Recent studies reveal a lack of communication between engineers, data scientists and policymakers. Consequently, much of the data collected from students, parents and teachers fails to reach those capable of inciting and facilitating change. Schools must connect with policymakers and share information in order to boost equitable access to school transportation.
Ultimately, improving communication might involve partnerships between school systems and ride-sharing or automotive companies. It might also result in policymakers reallocating funds to support these types of partnerships or to invest in updated transportation infrastructure.
Provide safe places for walking and biking
Increasing safe and convenient places to walk and bike in low-income neighborhoods can keep student commuters safe while promoting a sense of community. Creating more sidewalks and adding more bike lanes can improve safety, as can crossing guards at busy intersections.
Extend bus routes
Extending bus routes to a wider radius can help promote transportation and educational equity. In addition to providing rides to marginalized students, adding more kids to a bus route will also expose students to different thoughts, viewpoints and languages. For instance, bilingual students will have more opportunities to practice their social skills with unilingual peers, who might pick up some of the language themselves.
Ultimately, this intermingling can help improve bilingualism and communication on both sides while breaking down both language and socioeconomic barriers.
Upgrade public transit systems
School transportation can also petition cities to provide free public transportation to students when bus routes aren’t an option.
For example, major cities like Washington, D.C., have begun offering free ride programs for students as a way of providing safe, accessible transportation. This solution also allows students to travel to museums, libraries and community events, which means even more access to enrichment and educational opportunities.
Free public transportation can give students better access to more affordable and nutritious food, too. This perk is especially beneficial for low-income families that lack the resources to travel in order to locate and purchase healthier foods.
If students can ride to the grocery store for free, they can effectively alleviate food insecurity — a plight that affects more than 35 million Americans. Having easier access to healthy food means students can direct more attention to educational endeavors, which can lead to academic success.
Utilize alternative school transportation
Some students have specific transportation needs, such as school of origin transportation for youth in foster care or youth experiencing homelessness (covered under the McKinney-Vento Act). In addition, some students have transportation requirements in their IEPs. The transportation needs of these students may not be best served by a traditional school bus.
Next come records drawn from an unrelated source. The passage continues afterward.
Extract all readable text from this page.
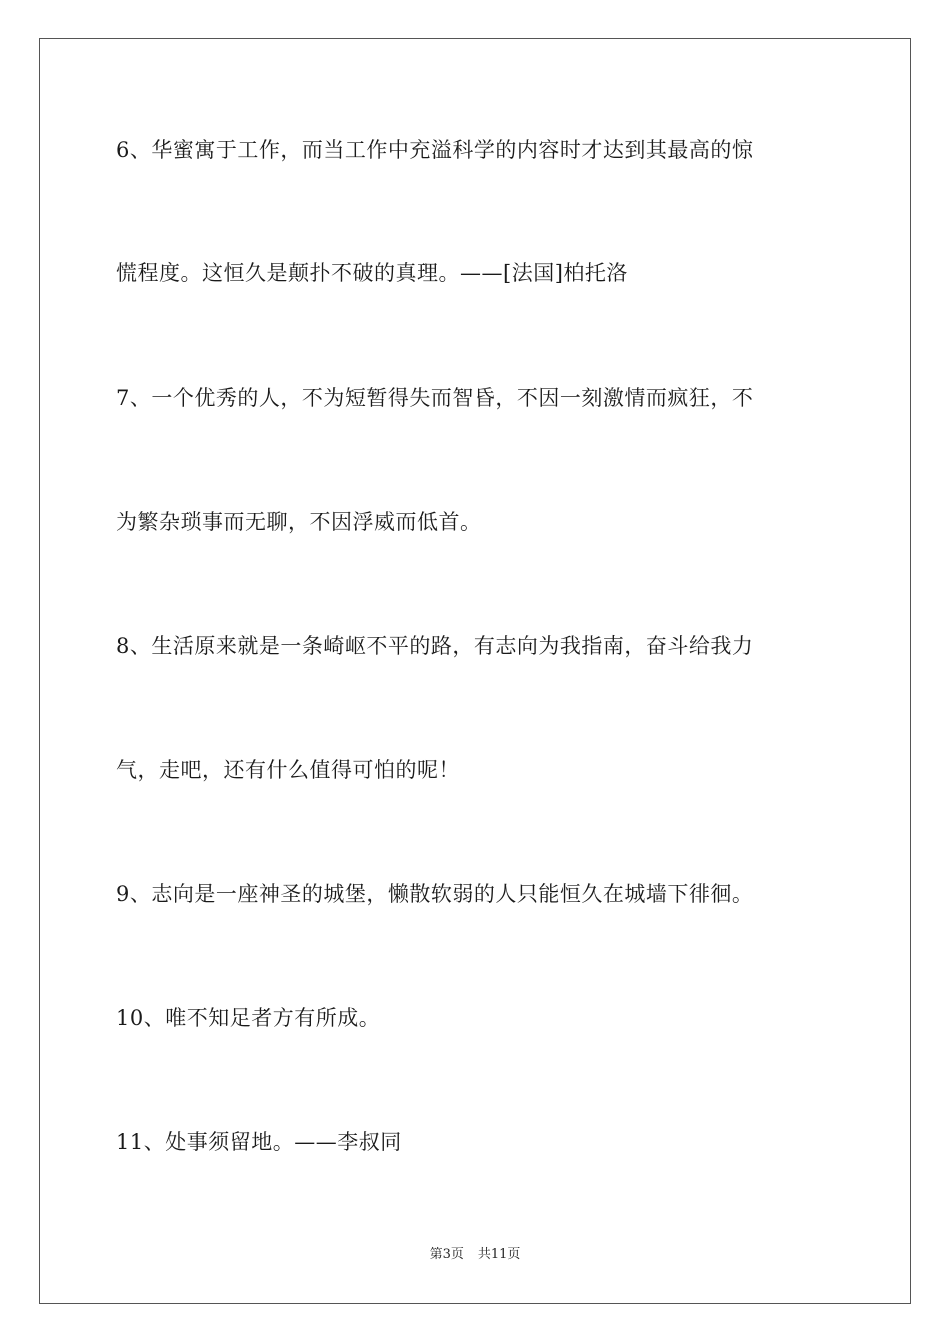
6、华蜜寓于工作，而当工作中充溢科学的内容时才达到其最高的惊
慌程度。这恒久是颠扑不破的真理。——[法国]柏托洛
7、一个优秀的人，不为短暂得失而智昏，不因一刻激情而疯狂，不
为繁杂琐事而无聊，不因浮威而低首。
8、生活原来就是一条崎岖不平的路，有志向为我指南，奋斗给我力
气，走吧，还有什么值得可怕的呢！
9、志向是一座神圣的城堡，懒散软弱的人只能恒久在城墙下徘徊。
10、唯不知足者方有所成。
11、处事须留地。——李叔同
第3页 共11页
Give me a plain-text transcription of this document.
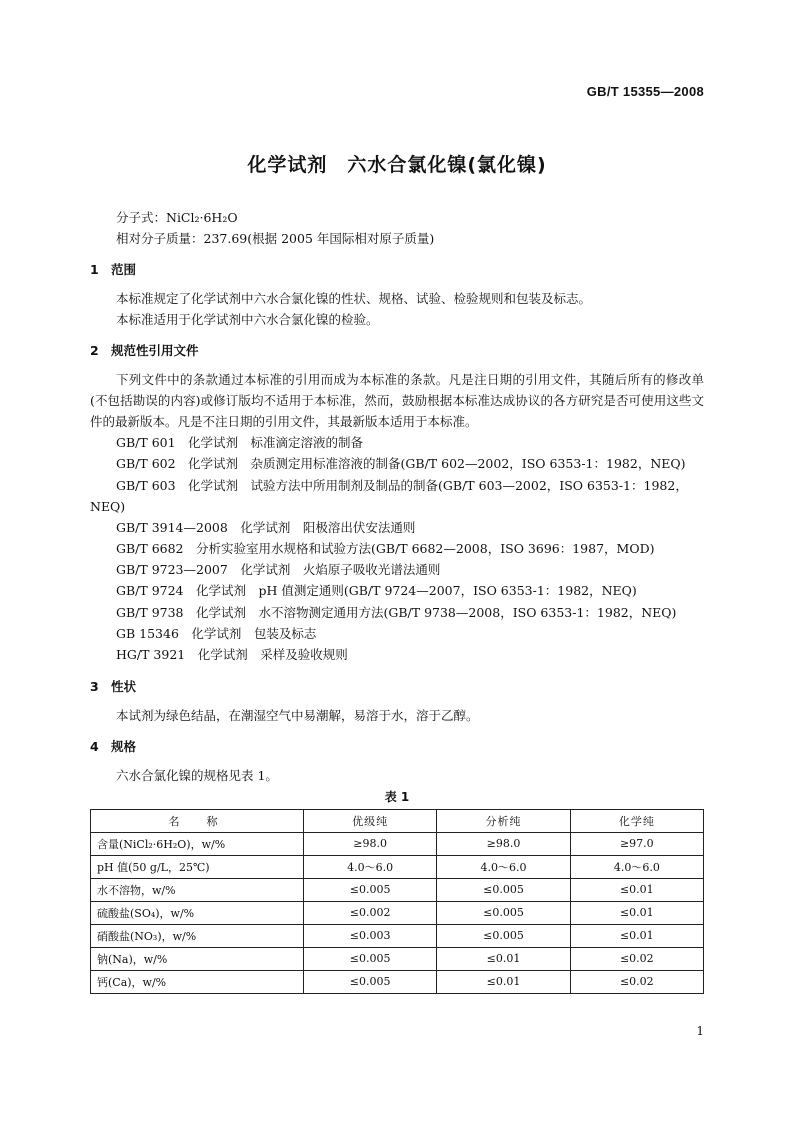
GB/T 15355—2008
化学试剂　六水合氯化镍(氯化镍)

分子式：NiCl₂·6H₂O

相对分子质量：237.69(根据 2005 年国际相对原子质量)

1 范围

本标准规定了化学试剂中六水合氯化镍的性状、规格、试验、检验规则和包装及标志。

本标准适用于化学试剂中六水合氯化镍的检验。

2 规范性引用文件

下列文件中的条款通过本标准的引用而成为本标准的条款。凡是注日期的引用文件，其随后所有的修改单(不包括勘误的内容)或修订版均不适用于本标准，然而，鼓励根据本标准达成协议的各方研究是否可使用这些文件的最新版本。凡是不注日期的引用文件，其最新版本适用于本标准。

GB/T 601　化学试剂　标准滴定溶液的制备

GB/T 602　化学试剂　杂质测定用标准溶液的制备(GB/T 602—2002，ISO 6353-1：1982，NEQ)

GB/T 603　化学试剂　试验方法中所用制剂及制品的制备(GB/T 603—2002，ISO 6353-1：1982，NEQ)

GB/T 3914—2008　化学试剂　阳极溶出伏安法通则

GB/T 6682　分析实验室用水规格和试验方法(GB/T 6682—2008，ISO 3696：1987，MOD)

GB/T 9723—2007　化学试剂　火焰原子吸收光谱法通则

GB/T 9724　化学试剂　pH 值测定通则(GB/T 9724—2007，ISO 6353-1：1982，NEQ)

GB/T 9738　化学试剂　水不溶物测定通用方法(GB/T 9738—2008，ISO 6353-1：1982，NEQ)

GB 15346　化学试剂　包装及标志

HG/T 3921　化学试剂　采样及验收规则

3 性状

本试剂为绿色结晶，在潮湿空气中易潮解，易溶于水，溶于乙醇。

4 规格

六水合氯化镍的规格见表 1。

表 1
名　称	优级纯	分析纯	化学纯
含量(NiCl₂·6H₂O)，w/%	≥98.0	≥98.0	≥97.0
pH 值(50 g/L，25℃)	4.0～6.0	4.0～6.0	4.0～6.0
水不溶物，w/%	≤0.005	≤0.005	≤0.01
硫酸盐(SO₄)，w/%	≤0.002	≤0.005	≤0.01
硝酸盐(NO₃)，w/%	≤0.003	≤0.005	≤0.01
钠(Na)，w/%	≤0.005	≤0.01	≤0.02
钙(Ca)，w/%	≤0.005	≤0.01	≤0.02
1
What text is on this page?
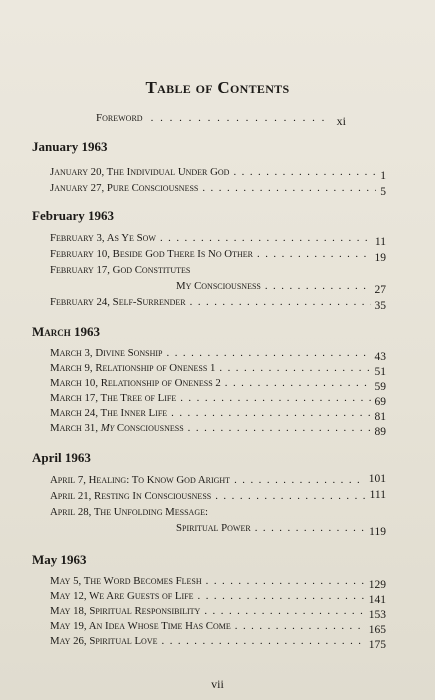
Table of Contents
Foreword . . .	xi
January 1963
January 20, The Individual Under God . . .	1
January 27, Pure Consciousness . . .	5
February 1963
February 3, As Ye Sow . . .	11
February 10, Beside God There Is No Other . . .	19
February 17, God Constitutes
My Consciousness . . .	27
February 24, Self-Surrender . . .	35
March 1963
March 3, Divine Sonship . . .	43
March 9, Relationship of Oneness 1 . . .	51
March 10, Relationship of Oneness 2 . . .	59
March 17, The Tree of Life . . .	69
March 24, The Inner Life . . .	81
March 31, My Consciousness . . .	89
April 1963
April 7, Healing: To Know God Aright . . .	101
April 21, Resting In Consciousness . . .	111
April 28, The Unfolding Message:
Spiritual Power . . .	119
May 1963
May 5, The Word Becomes Flesh . . .	129
May 12, We Are Guests of Life . . .	141
May 18, Spiritual Responsibility . . .	153
May 19, An Idea Whose Time Has Come . . .	165
May 26, Spiritual Love . . .	175
vii
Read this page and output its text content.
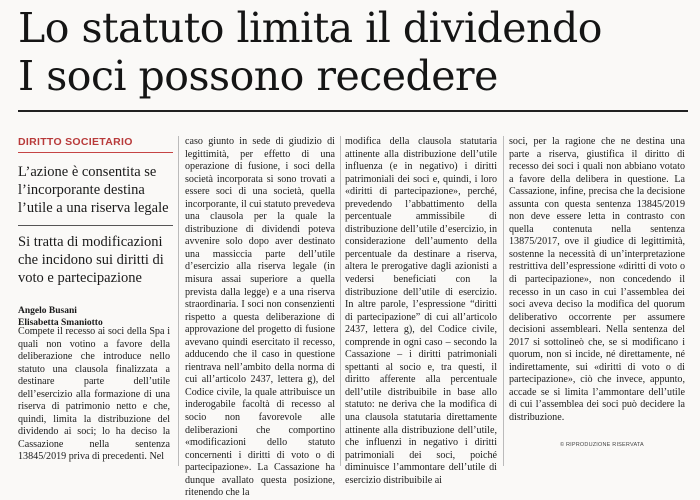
Lo statuto limita il dividendo
I soci possono recedere
DIRITTO SOCIETARIO

L’azione è consentita se l’incorporante destina l’utile a una riserva legale

Si tratta di modificazioni che incidono sui diritti di voto e partecipazione

Angelo Busani
Elisabetta Smaniotto

Compete il recesso ai soci della Spa i quali non votino a favore della deliberazione che introduce nello statuto una clausola finalizzata a destinare parte dell’utile dell’esercizio alla formazione di una riserva di patrimonio netto e che, quindi, limita la distribuzione del dividendo ai soci; lo ha deciso la Cassazione nella sentenza 13845/2019 priva di precedenti. Nel

caso giunto in sede di giudizio di legittimità, per effetto di una operazione di fusione, i soci della società incorporata si sono trovati a essere soci di una società, quella incorporante, il cui statuto prevedeva una clausola per la quale la distribuzione di dividendi poteva avvenire solo dopo aver destinato una massiccia parte dell’utile d’esercizio alla riserva legale (in misura assai superiore a quella prevista dalla legge) e a una riserva straordinaria. I soci non consenzienti rispetto a questa deliberazione di approvazione del progetto di fusione avevano quindi esercitato il recesso, adducendo che il caso in questione rientrava nell’ambito della norma di cui all’articolo 2437, lettera g), del Codice civile, la quale attribuisce un inderogabile facoltà di recesso al socio non favorevole alle deliberazioni che comportino «modificazioni dello statuto concernenti i diritti di voto o di partecipazione». La Cassazione ha dunque avallato questa posizione, ritenendo che la

modifica della clausola statutaria attinente alla distribuzione dell’utile influenza (e in negativo) i diritti patrimoniali dei soci e, quindi, i loro «diritti di partecipazione», perché, prevedendo l’abbattimento della percentuale ammissibile di distribuzione dell’utile d’esercizio, in considerazione dell’aumento della percentuale da destinare a riserva, altera le prerogative dagli azionisti a vedersi beneficiati con la distribuzione dell’utile di esercizio. In altre parole, l’espressione “diritti di partecipazione” di cui all’articolo 2437, lettera g), del Codice civile, comprende in ogni caso – secondo la Cassazione – i diritti patrimoniali spettanti al socio e, tra questi, il diritto afferente alla percentuale dell’utile distribuibile in base allo statuto: ne deriva che la modifica di una clausola statutaria direttamente attinente alla distribuzione dell’utile, che influenzi in negativo i diritti patrimoniali dei soci, poiché diminuisce l’ammontare dell’utile di esercizio distribuibile ai

soci, per la ragione che ne destina una parte a riserva, giustifica il diritto di recesso dei soci i quali non abbiano votato a favore della delibera in questione. La Cassazione, infine, precisa che la decisione assunta con questa sentenza 13845/2019 non deve essere letta in contrasto con quella contenuta nella sentenza 13875/2017, ove il giudice di legittimità, sostenne la necessità di un’interpretazione restrittiva dell’espressione «diritti di voto o di partecipazione», non concedendo il recesso in un caso in cui l’assemblea dei soci aveva deciso la modifica del quorum deliberativo occorrente per assumere decisioni assembleari. Nella sentenza del 2017 si sottolineò che, se si modificano i quorum, non si incide, né direttamente, né indirettamente, sui «diritti di voto o di partecipazione», ciò che invece, appunto, accade se si limita l’ammontare dell’utile di cui l’assemblea dei soci può decidere la distribuzione.

© RIPRODUZIONE RISERVATA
School of origin, or school of choice, transportation often involves going outside of district boundaries, and sending a bus for that one student is inefficient. The same is often true of IEP transportation, which may require getting a single student to and from an appointment.
This is where alternative school transportation solutions, or non-routine school transportation, comes in. A solution like HopSkipDrive enables equitable access to educational opportunities for all students, including those from these vulnerable populations.
Securing a brighter future
Accessible school transportation for all children is crucial to securing a brighter future for the next generation of students.
That being said, teachers, bus drivers and school boards can only do so much to ensure equitable education. Ultimately, it’s up to voters and the government to enact new legislation and provide the necessary funding.
Parents, educators, students and drivers can call on elected officials to make these kinds of changes. They can also raise awareness of disparities and prejudices in the community by speaking up and campaigning for change. Together, we can make a difference and give every child a chance to succeed.